La Esquina
Un poco de humor para el Te, Pe y Ese
Así fue como me lo dijo y me lo deletreó Julio Yúdice, ese humorista cuscatleco y corrosivo, cuya creación del personaje “La Tenchis Céliber” es toda una leyenda entre los salvadoreños. La Tenchis participó en el “2do. Festival Salvadoreñísimo de la Independencia” el fin de semana del 15 y 16 en Gaithersburg, Maryland. Y allí, entre la acidez y el duro donaire verbal de sus chistes y sus historias, La Tenchis promocionó el proceso de reinscripción al Te, Pe y Ese (TPS) o programa migratorio estadounidense que acogió en su día a cientos de miles de salvadoreños, a raiz de los terremotos que asolaron ese país en 2001. El programa, que se denomina de “protección temporal”, ampara a todos los salvadoreños que se encontraban en Estados Unidos al 13 de febrero de 2001, que obtuvieron su TPS entre marzo de 2001 al 9 de septiembre de 2002 y que se reinscribieron en 2002, 2003, 2005 y 2006. El Gobierno de El Salvador, la sociedad salvadoreña y las comunidades estadounidenses donde estos inmigrantes se insertan comparten un mismo interés para que unas 240 mil personas puedan vivir y trabajar legalmente en este país. Por eso la información, y el humor, valen.

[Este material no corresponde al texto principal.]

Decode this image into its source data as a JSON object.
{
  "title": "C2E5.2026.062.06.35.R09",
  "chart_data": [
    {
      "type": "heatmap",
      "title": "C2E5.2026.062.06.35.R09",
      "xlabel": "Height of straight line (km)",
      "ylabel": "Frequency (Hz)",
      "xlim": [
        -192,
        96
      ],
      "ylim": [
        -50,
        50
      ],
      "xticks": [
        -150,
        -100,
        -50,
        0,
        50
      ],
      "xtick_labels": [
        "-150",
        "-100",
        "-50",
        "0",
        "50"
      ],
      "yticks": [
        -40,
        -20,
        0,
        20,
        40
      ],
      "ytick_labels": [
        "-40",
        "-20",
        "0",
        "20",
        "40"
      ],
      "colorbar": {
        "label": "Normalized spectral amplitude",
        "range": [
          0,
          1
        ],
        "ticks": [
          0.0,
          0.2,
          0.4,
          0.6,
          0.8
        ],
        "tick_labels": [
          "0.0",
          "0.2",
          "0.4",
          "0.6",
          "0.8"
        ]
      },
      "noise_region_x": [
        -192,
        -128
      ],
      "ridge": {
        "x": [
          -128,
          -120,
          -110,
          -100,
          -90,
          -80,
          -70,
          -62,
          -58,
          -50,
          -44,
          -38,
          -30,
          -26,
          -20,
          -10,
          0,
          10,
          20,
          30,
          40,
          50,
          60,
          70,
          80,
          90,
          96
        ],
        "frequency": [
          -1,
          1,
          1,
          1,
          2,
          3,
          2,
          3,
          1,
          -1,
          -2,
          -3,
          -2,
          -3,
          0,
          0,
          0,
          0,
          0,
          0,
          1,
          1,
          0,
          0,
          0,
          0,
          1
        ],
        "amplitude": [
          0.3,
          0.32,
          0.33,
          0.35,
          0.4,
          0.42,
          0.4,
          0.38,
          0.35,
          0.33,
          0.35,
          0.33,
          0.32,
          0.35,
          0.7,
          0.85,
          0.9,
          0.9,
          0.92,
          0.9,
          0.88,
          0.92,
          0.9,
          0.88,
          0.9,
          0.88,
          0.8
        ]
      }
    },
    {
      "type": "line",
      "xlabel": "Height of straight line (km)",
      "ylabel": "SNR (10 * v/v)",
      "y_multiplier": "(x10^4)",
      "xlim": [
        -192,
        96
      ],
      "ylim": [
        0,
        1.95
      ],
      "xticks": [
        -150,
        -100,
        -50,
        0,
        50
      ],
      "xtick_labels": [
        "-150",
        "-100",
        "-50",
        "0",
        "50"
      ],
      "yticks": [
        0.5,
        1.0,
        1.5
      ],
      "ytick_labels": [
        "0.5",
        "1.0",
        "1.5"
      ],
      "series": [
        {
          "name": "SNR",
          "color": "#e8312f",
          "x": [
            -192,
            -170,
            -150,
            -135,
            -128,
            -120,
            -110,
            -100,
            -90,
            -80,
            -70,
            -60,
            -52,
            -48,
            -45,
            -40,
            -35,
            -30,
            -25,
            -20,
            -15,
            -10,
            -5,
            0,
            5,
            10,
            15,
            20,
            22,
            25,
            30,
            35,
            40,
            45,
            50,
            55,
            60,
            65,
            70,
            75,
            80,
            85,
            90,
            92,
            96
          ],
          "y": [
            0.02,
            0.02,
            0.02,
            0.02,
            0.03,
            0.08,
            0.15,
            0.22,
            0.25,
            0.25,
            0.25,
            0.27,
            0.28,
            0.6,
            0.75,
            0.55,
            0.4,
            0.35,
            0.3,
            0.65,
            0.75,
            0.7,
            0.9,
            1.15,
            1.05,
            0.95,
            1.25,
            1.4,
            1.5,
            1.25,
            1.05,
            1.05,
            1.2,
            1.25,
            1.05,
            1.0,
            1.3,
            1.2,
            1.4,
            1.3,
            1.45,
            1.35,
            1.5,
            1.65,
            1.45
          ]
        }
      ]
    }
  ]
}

¿Hasta cuándo?. Esa es la pregunta del millón. ¿Por qué no asimilar legal y definitivamente a estas personas? ¿Por qué no convertirlos en inmigrantes de pleno derecho y sacarlos de ese limbo que es la protección temporal? Mientras Estados Unidos los protege durante un tiempito, ellos contribuyen para siempre. La diferencia: estos inmigrantes deben permanecer rehenes de este país, sin elementales derechos a viajes y a reencuentros o reunificaciones familiares.
Tristeza. Hasta ahí llega el humor. Al conocer el drama de familias trabajadoras y emprendedoras en el área de Washington donde se ubica la segunda población más nutrida de salvadoreños en EE.UU. se me viene a la garganta la acidez Tenchis. Muchos han tenido que traer a sus hijos utilizando coyotes porque no podían soportar más la separación. Porque los estaban perdiendo. Porque no es justo ser inmigrante temporal cuando tu trabajo y tu contribución es permanente. Gracias a Estados Unidos por la residencia temporal en momentos de necesidad: ahora es el momento de conseguir la residencia permanente. El presidente salvadoreño, Tony Saca, nos lo dijo así: sería un hermoso legado presidencial poder conseguir que los salvadoreños con TPS se conviertan en residentes permamentes. También el embajador, René León, persigue ese sueño y, en época de reinscripción al TPS, hace de la diplomacia un arma de activismo y promoción social. Visita a las comunidades que habitan la Unión y hasta le pega simbólicas patadas al balón con La Chelona, El Mágico o El Pajarito: dioses del olimpo futbolístico cuscatleco. Todo para concientizar sobre los derechos y deberes que otorga el TPS. Como dice La Tenchis: lo que se tiene hay que guardarlo. Aunque sean éstos malos tiempos para la lírica y la inmigración.